Social Media: I call this the necessary beast. Facebook, Twitter, WordPress, YouTube and many others are avenues to showcase your work. The more of them you subscribe to, the more likely you will be found. Not only that, but your name will show up in search results on google more often. When I first started I searched for my name a few times and I had to scroll through several pages before I found an obscure reference to me. Now, when I do the same search, there are several references to me on the first few pages.
None of this guarantees success and there is one and only one simple reason for this. The competition is so fierce that anybody with an internet account who claims to be an author is publishing their books. Many of them are, to put it bluntly, rubbish. But many others, like the members of PiA are anything but. I have watched some of you grow from single book writers, learning the craft, to fully fledged authors. Some even have their own small publishing house. Many of you have not just one, but two or more books to your name. And there is one thing that separates you from the ocean of other so-called authors. You are stayers. You are here for the long haul. You will outlast and outshine those lesser souls because there is true value in your work.
So be confident. Sell yourself. But do so with the reader always in mind. Be sensitive and don’t be overbearing.
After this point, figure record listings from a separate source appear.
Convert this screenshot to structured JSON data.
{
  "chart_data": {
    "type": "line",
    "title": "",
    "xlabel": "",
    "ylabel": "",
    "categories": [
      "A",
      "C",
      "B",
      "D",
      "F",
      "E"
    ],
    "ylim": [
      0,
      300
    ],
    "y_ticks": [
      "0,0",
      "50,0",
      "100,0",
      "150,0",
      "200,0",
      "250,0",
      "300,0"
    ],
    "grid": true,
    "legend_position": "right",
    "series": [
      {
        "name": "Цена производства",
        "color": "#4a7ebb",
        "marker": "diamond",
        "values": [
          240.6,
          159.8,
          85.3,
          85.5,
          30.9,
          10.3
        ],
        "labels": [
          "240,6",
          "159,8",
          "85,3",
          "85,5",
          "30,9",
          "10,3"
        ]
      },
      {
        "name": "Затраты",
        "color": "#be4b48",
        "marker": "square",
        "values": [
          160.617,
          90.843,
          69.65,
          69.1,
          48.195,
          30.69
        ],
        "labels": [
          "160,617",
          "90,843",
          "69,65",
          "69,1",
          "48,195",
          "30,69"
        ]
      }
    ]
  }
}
Don’t ever call yourself an aspiring author. You are an author. By virtue of the fact you have published your own book, makes you an author. But it’s the quality of what you do that stands above the rest. In years to come, when the oceans have receded and the islands have once more been exposed, you will walk on your island and people will see you from a distance and they will recognize you because they know your work. For they have read your books.